If there is a malignant disease of the uterus, the so-called radical hysterectomy resorted to Wertheim-Meigs. This leads to the complete removal of the uterus and its holding apparatus, the Lymph nodes of Basin and the upper third of the scabbard.
Depending on the anatomical conditions and the patient's condition, this operation can be performed conservatively abdominally or laparoscopically.

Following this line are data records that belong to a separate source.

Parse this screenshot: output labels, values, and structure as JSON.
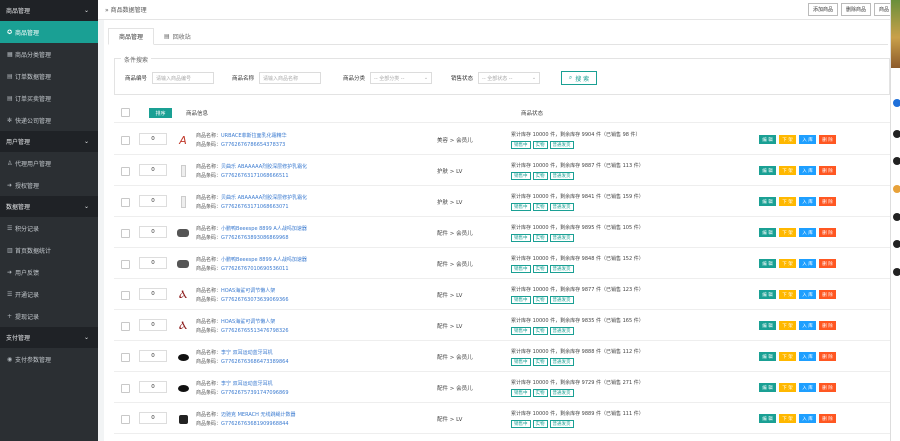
{
  "sidebar": {
    "sections": [
      {
        "title": "商品管理",
        "items": [
          {
            "label": "商品管理",
            "icon": "shield",
            "active": true
          },
          {
            "label": "商品分类管理",
            "icon": "grid"
          },
          {
            "label": "订单数据管理",
            "icon": "doc"
          },
          {
            "label": "订单买卖管理",
            "icon": "doc"
          },
          {
            "label": "快递公司管理",
            "icon": "gear"
          }
        ]
      },
      {
        "title": "用户管理",
        "items": [
          {
            "label": "代理用户管理",
            "icon": "user"
          },
          {
            "label": "授权管理",
            "icon": "arrow"
          }
        ]
      },
      {
        "title": "数据管理",
        "items": [
          {
            "label": "积分记录",
            "icon": "list"
          },
          {
            "label": "首页数据统计",
            "icon": "chart"
          },
          {
            "label": "用户反馈",
            "icon": "arrow"
          },
          {
            "label": "开通记录",
            "icon": "list"
          },
          {
            "label": "提现记录",
            "icon": "plus"
          }
        ]
      },
      {
        "title": "支付管理",
        "items": [
          {
            "label": "支付参数管理",
            "icon": "circle"
          }
        ]
      }
    ]
  },
  "topbar": {
    "breadcrumb": "商品数据管理",
    "buttons": [
      "添加商品",
      "删除商品",
      "商品"
    ]
  },
  "tabs": [
    {
      "label": "商品管理",
      "active": true
    },
    {
      "label": "回收站",
      "active": false
    }
  ],
  "search": {
    "legend": "条件搜索",
    "fields": [
      {
        "label": "商品编号",
        "placeholder": "请输入商品编号",
        "type": "input"
      },
      {
        "label": "商品名称",
        "placeholder": "请输入商品名称",
        "type": "input"
      },
      {
        "label": "商品分类",
        "placeholder": "-- 全部分类 --",
        "type": "select"
      },
      {
        "label": "销售状态",
        "placeholder": "-- 全部状态 --",
        "type": "select"
      }
    ],
    "button": "搜 索"
  },
  "table": {
    "sort_button": "排序",
    "col_product": "商品信息",
    "col_status": "商品状态",
    "name_prefix": "商品名称：",
    "barcode_prefix": "商品条码：",
    "tags": [
      "销售中",
      "实物",
      "普通发货"
    ],
    "actions": [
      "编 辑",
      "下 架",
      "入 库",
      "删 除"
    ],
    "rows": [
      {
        "qty": "0",
        "thumb": "red-a",
        "name": "URBACE菲斯拉面乳化霜精华",
        "barcode": "G7762676786654378373",
        "category": "美容 > 会员儿",
        "stock": "累计库存 10000 件，剩余库存 9904 件（已销售 98 件）"
      },
      {
        "qty": "0",
        "thumb": "white-bottle",
        "name": "贝曲乐 ABAAAAA烈胶深层修护乳霜化",
        "barcode": "G77626763171068666511",
        "category": "护肤 > LV",
        "stock": "累计库存 10000 件，剩余库存 9887 件（已销售 113 件）"
      },
      {
        "qty": "0",
        "thumb": "white-bottle",
        "name": "贝曲乐 ABAAAAA烈胶深层修护乳霜化",
        "barcode": "G77626763171068663071",
        "category": "护肤 > LV",
        "stock": "累计库存 10000 件，剩余库存 9841 件（已销售 159 件）"
      },
      {
        "qty": "0",
        "thumb": "grey-device",
        "name": "小鹏鸭Beeespe 8899 A人战吗加速器",
        "barcode": "G77626763893086869968",
        "category": "配件 > 会员儿",
        "stock": "累计库存 10000 件，剩余库存 9895 件（已销售 105 件）"
      },
      {
        "qty": "0",
        "thumb": "grey-device",
        "name": "小鹏鸭Beeespe 8899 A人战吗加速器",
        "barcode": "G77626767010690536011",
        "category": "配件 > 会员儿",
        "stock": "累计库存 10000 件，剩余库存 9848 件（已销售 152 件）"
      },
      {
        "qty": "0",
        "thumb": "red-stand",
        "name": "HOAS海鲨可调节懒人架",
        "barcode": "G77626763073639069366",
        "category": "配件 > LV",
        "stock": "累计库存 10000 件，剩余库存 9877 件（已销售 123 件）"
      },
      {
        "qty": "0",
        "thumb": "red-stand",
        "name": "HOAS海鲨可调节懒人架",
        "barcode": "G77626765513476798326",
        "category": "配件 > LV",
        "stock": "累计库存 10000 件，剩余库存 9835 件（已销售 165 件）"
      },
      {
        "qty": "0",
        "thumb": "black-earbuds",
        "name": "李宁 双耳运动蓝牙耳机",
        "barcode": "G77626763686473389864",
        "category": "配件 > 会员儿",
        "stock": "累计库存 10000 件，剩余库存 9888 件（已销售 112 件）"
      },
      {
        "qty": "0",
        "thumb": "black-earbuds",
        "name": "李宁 双耳运动蓝牙耳机",
        "barcode": "G77626757391747096869",
        "category": "配件 > 会员儿",
        "stock": "累计库存 10000 件，剩余库存 9729 件（已销售 271 件）"
      },
      {
        "qty": "0",
        "thumb": "black-device",
        "name": "迈驰克 MERACH 无线跳绳计数器",
        "barcode": "G77626763681909968844",
        "category": "配件 > LV",
        "stock": "累计库存 10000 件，剩余库存 9889 件（已销售 111 件）"
      }
    ]
  },
  "colors": {
    "accent": "#1aa094",
    "sidebar": "#2b2f33",
    "warn": "#ffb800",
    "info": "#1e9fff",
    "danger": "#ff5722"
  }
}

With the removal of the uterus there is also the possibility of one conception irrevocably taken what the patient was about before the operation clearly enlightened should be. If you still want to have children, the doctor can - depending on the disease of the uterus - Consider an alternative, uterine-preserving therapy.
Further consequences of a hysterectomy include the complete absence of the Menstruation (at total distance) or a slight cyclical bleeding with only partial removal of the uterus, hormonal changes and - depending on the age at the operation - a possible entry into the Menopause with removal of the adnexa.

Transplant of the uterus

The first Uterus transplant took place in years 2011 in a Turkish patient who was born without a uterus. The organ came from a deceased donor. In September 2012, two women in Sweden were each successfully transplanted with a uterus from a living donor. The first recipient of the uterine transplant has been since April 2013 after the implantation of an embryo pregnant and there is justified hope that this pregnancy can be carried out successfully. Thanks to this new procedure, there are completely new possibilities for the many women who are born without a uterus or who have it removed in the course of their lives due to an illness. For them, too, it now seems quite conceivable that a Desire to have children no longer has to remain unfulfilled. Further developments and tests are still pending in this area.